My take on the tycoon, based on his own publicity, is that he might easily have bought Molokai Ranch and turned it over to the residents of Molokai as a charitable act if it had occurred to him or been presented to him that way. Instead it was presented as a development investment so he and the rest of the company have been focused on “extracting value.”

There was anguish over the La’au Point proposal even before the opposition to it cost (the community) 120 jobs. Opponents knew all the people who work for the Ranch — everybody knows everybody on Molokai, which has a population of only 7,000. They knew the company wasn’t happy with subsidizing its hotel, golf and ranching operations with land sales.
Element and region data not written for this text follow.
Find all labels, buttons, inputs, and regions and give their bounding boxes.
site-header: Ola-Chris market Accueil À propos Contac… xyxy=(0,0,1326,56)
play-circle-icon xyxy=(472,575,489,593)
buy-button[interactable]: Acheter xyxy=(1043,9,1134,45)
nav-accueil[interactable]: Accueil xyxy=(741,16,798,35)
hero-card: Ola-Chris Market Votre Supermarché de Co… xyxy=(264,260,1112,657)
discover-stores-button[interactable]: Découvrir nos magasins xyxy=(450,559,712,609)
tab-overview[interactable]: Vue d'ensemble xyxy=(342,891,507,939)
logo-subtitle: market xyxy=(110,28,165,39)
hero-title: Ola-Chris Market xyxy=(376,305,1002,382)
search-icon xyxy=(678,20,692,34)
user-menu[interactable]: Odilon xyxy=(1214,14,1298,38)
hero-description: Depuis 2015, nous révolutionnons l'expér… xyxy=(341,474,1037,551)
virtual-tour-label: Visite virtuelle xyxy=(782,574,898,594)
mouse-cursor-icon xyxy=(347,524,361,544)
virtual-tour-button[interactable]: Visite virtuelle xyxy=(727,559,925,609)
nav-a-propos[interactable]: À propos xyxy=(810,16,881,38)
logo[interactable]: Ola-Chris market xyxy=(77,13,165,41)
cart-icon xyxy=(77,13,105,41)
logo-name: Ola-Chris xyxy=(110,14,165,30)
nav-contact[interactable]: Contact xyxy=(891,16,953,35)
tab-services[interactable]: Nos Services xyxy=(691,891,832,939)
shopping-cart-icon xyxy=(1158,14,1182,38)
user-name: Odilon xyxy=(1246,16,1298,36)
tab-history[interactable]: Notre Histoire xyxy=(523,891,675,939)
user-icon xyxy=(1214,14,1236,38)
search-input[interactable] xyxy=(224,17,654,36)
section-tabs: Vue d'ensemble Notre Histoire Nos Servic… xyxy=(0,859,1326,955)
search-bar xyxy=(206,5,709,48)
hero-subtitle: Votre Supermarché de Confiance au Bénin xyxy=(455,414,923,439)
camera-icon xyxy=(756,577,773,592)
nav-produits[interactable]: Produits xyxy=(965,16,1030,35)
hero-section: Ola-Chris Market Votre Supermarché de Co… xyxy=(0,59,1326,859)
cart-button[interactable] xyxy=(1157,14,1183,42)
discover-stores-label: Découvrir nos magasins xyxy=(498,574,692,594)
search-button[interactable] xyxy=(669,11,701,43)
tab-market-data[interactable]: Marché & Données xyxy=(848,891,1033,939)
I’m not sure opponents thought the owners would close everything, even though they threatened to more than once, perhaps believing that no business could be so petulant.

It could. It not only announced full closure (of Ranch operations), it made a point of saying it would padlock the gates, which means it will be limiting access to La’au Point. I’ve walked out to La’au Point and the only reasonable way to get there begins with a drive over roads on Molokai Ranch property.

Outrigger, by contrast, has worked hard through the entire Beach Walk renovation to save as many jobs as possible, and has some very loyal employees as a result.

In fairness, Molokai Ranch employees were loyal, too, working gently but persuasively in the community to argue that 200 homes at La’au Point, coupled with the permanent set-aside of a very large amount of land, would be a better outcome than anything else that might happen.

They failed to persuade the community only because the compromise seemed based on a sense of the inevitability of development and the unavoidable change to way-of-life, and residents just weren’t ready to accept that.

If Quek Leng Chan lived on a beautiful island like Molokai, he might not find it easy to take, either.